Las noticias que leemos en los periódicos, los datos, inclusive las imágenes que muestran estos barcos carcomidos por la sal marina, nos hablan de gente, de masas, de pobreza y guerra. Nos hablan de números. La película en cambio nos pone frente al otro, ese otro que muchas veces es considerado el enemigo, la amenaza a la paz y la tranquilidad de Europa y de occidente, y nos muestra su humanidad. Sin embargo, Rosi lo hace de una forma inteligente y sutil, es decir evitando que este hombre o mujer que llega de lejos nos cuente sus aventuras y sus desgracias, nos hable de sus peripecias y con esto apele al sentimiento de piedad o quizás, al rechazo. Sí, es cierto, en algún momento de la película escuchamos una voz que cuenta una historia de aventuras y de desplazamientos (en inglés), pero se trata de un canto y de un coro (como en la tragedia), algo que es ya una elaboración creativa de la experiencia primaria, es ya una trasformación y mediación. A lo largo de Fuocammare, en cambio, los inmigrantes son unos seres en silencio, unos marcianos, unos cuerpos. No hablan, pero van mirando poco a poco hacia la cámara y nos observan desde unos primerísimos planos. Los vemos como nunca los habíamos ni visto ni imaginado.
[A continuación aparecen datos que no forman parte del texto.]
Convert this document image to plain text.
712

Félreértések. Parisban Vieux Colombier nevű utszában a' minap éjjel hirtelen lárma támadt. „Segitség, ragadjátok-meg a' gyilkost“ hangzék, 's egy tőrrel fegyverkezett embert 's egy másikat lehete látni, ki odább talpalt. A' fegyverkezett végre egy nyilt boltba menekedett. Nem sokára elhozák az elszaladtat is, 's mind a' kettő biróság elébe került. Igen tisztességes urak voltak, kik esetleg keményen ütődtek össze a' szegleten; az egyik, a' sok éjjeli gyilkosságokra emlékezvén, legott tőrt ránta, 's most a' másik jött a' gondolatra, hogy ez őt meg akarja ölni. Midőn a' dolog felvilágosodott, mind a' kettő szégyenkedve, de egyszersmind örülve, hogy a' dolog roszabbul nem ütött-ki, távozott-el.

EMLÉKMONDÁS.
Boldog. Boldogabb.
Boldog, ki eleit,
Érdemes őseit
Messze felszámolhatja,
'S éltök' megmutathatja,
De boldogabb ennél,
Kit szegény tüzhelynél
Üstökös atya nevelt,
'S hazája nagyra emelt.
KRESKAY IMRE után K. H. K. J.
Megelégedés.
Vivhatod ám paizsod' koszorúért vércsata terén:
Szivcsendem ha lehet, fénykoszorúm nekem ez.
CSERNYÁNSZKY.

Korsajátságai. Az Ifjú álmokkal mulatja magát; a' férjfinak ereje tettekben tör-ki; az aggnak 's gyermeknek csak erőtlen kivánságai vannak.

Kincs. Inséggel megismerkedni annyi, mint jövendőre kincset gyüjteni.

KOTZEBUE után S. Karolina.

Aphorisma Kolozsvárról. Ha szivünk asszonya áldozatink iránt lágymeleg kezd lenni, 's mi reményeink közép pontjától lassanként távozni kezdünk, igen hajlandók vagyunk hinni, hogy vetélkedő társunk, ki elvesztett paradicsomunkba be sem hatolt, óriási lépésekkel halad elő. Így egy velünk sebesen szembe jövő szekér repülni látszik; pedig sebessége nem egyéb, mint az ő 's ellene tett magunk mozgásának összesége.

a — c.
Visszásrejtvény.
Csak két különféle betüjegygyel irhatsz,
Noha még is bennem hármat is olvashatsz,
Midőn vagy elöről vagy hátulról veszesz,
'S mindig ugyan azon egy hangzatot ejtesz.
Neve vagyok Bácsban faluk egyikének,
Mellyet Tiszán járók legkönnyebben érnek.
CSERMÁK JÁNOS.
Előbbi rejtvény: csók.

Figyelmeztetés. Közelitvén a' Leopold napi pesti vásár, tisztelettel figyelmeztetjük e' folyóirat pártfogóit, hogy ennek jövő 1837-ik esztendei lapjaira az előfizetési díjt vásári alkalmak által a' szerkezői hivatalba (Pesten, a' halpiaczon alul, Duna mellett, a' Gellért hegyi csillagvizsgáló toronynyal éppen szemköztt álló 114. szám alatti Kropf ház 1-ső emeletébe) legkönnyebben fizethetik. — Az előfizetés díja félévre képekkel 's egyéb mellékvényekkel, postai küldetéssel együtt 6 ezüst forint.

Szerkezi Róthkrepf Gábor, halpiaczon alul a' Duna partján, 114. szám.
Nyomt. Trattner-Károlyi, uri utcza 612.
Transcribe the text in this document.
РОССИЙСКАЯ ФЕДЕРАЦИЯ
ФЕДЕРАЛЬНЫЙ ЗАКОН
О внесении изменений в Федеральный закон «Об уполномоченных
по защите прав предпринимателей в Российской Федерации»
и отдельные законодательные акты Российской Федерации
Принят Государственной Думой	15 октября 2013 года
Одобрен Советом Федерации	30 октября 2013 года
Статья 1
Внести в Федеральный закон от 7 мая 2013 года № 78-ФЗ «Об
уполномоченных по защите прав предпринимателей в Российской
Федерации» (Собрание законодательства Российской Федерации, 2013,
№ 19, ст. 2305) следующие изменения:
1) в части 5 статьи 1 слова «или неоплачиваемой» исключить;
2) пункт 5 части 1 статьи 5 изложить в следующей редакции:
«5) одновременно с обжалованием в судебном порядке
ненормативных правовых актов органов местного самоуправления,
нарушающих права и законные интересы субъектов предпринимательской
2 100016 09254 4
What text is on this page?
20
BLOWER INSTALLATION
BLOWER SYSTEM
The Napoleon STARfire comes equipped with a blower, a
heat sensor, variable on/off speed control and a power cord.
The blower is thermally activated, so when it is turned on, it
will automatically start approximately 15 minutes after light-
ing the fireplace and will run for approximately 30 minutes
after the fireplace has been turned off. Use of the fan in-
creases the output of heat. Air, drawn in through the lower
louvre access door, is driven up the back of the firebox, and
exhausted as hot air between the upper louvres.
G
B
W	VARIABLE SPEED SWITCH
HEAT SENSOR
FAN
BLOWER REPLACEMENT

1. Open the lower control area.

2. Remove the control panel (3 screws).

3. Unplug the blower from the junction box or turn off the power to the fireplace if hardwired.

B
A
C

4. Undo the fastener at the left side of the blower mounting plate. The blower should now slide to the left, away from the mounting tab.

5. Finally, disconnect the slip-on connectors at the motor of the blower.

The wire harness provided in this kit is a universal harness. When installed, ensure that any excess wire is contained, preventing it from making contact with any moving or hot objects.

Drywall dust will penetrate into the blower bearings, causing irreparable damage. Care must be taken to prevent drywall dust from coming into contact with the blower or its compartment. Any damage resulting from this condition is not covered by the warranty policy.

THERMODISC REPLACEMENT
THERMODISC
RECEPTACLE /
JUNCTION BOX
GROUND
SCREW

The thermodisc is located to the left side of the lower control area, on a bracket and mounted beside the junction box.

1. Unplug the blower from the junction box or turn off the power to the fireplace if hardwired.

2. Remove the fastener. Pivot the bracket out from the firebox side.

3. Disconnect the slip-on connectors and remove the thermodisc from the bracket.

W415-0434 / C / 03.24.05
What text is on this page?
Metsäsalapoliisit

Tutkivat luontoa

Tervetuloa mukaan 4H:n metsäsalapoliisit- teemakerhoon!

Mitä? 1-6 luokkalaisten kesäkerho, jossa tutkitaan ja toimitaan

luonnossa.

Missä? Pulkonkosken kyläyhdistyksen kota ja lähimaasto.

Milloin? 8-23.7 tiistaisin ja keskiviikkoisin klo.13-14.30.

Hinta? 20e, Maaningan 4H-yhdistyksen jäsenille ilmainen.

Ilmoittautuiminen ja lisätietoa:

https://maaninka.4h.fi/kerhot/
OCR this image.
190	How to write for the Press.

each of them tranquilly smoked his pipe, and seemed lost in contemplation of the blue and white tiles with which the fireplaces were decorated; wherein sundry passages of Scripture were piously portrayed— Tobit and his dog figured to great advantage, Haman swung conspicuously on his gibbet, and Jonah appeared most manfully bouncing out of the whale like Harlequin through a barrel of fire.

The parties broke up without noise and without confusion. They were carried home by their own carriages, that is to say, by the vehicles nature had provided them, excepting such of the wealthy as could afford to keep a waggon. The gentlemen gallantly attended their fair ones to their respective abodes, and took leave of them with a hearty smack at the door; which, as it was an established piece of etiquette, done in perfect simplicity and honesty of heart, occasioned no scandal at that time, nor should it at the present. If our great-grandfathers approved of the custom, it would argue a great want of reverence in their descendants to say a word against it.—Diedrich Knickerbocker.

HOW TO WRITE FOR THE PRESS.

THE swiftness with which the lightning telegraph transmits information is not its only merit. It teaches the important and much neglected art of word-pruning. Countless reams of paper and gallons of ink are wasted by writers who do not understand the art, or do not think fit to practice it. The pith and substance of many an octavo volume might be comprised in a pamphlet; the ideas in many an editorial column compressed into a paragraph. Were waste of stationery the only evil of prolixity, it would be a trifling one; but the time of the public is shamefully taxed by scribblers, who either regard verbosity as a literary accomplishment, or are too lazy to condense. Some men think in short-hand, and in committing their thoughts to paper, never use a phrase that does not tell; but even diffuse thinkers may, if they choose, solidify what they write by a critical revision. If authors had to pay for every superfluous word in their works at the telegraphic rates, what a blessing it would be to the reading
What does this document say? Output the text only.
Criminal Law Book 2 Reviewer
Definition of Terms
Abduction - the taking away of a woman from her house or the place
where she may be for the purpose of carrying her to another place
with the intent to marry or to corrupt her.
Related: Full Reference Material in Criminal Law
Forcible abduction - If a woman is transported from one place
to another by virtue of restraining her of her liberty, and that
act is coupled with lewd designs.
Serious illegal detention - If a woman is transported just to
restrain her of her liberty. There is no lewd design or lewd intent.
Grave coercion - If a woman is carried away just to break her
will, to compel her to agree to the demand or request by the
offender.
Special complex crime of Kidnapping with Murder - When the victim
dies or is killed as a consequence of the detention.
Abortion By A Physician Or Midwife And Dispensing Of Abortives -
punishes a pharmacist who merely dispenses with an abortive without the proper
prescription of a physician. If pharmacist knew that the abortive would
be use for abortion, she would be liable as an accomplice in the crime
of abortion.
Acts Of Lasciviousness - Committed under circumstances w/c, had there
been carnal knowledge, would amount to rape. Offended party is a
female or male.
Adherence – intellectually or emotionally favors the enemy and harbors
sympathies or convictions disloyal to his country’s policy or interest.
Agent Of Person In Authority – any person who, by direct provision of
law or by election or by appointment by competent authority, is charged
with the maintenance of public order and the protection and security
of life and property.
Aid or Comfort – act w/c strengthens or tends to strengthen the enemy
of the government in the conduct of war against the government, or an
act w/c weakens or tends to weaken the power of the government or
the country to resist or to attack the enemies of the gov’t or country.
Los vemos llorar, sudar, temblar, los ojos rojos, los ojos blancos, toda la memoria de unas experiencias que todavía no pueden ser contadas, el presente de la urgencia, la dignidad de esa cosa que es lo humano: condición de ser, de pensar y de actuar, es decir de sufrir. Esto es lo que nos muestra Fuocammare, tan de cerca, tan a los ojos, que de golpe entendemos que ellos somos nosotros mismos.